February 11, 2007

Revisiting the Tempest

Admittedly, I had to read a quick summary of "The Tempest" just to remember all the key points. The last time I read it was freshman year, In Dr. Jerz's Intro to Lit Study class (I also blogged about it but didn't feel the need to revisit those. They were awful) so granted, I forgot a few key plot points. And characters...I forgot Ariel was even a character, actually.

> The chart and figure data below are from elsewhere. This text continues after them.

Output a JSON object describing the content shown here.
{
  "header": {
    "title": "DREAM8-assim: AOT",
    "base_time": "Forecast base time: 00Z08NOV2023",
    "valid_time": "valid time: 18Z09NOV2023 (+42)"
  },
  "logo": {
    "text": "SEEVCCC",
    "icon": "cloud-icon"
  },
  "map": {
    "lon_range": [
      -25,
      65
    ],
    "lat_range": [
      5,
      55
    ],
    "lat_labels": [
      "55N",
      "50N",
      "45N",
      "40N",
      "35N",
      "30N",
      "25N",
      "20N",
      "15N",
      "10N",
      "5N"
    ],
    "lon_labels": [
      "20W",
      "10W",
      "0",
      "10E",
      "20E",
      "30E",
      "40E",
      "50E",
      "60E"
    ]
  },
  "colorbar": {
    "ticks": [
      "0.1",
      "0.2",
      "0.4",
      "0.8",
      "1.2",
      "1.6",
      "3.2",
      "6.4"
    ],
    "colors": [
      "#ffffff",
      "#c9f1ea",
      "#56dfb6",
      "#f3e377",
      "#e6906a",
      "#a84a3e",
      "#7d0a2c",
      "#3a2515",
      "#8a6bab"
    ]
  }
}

"You taught me language, and my profit ont
Is I know how to curse. The red plague rid you
For learning me your language!
"(I.ii.366368)- Spoken by Caliban

As I recalled the play, I came across this quote-one of my favorites. It's Caliban's little way of telling Prospero that if he is going to try and "educate" him, he can use this education for other purposes. It is an excellent example of Prospero and Caliban's relationship, as one of control and defiance. Caliban rejects his colonization and in turn, rejects language, since he feels it has not helped him do anything more than have the ability to swear. Language is Caliban's reminder that he is the captive of Prospero, physically as well as mentally since he has learned language.

Shakespeare, The Tempest -- Jerz EL312 (Literary Criticism)

Posted by VanessaKolberg at February 11, 2007 12:42 PM | TrackBack

Oh, Caliban... Nice quote, here, Vanessa. I agree that it showcases exactly how Prospero has kept him captive--physically and mentally.

Captivity seems to be a theme I'm not sure I've explored before with "The Tempest." That might be interesting to look at, since it seems Prospero has quite a number of characters under his thumb (Ariel and Caliban being just two of the obvious ones).

Posted by: Karissa at February 11, 2007 4:39 PM

When you mention captivity (although I hate to beat a dead horse), I think of Benito Cereno just in the sense that he was a captive when he was supposed to be the leader and Babo used ways to manipulate him with words as well.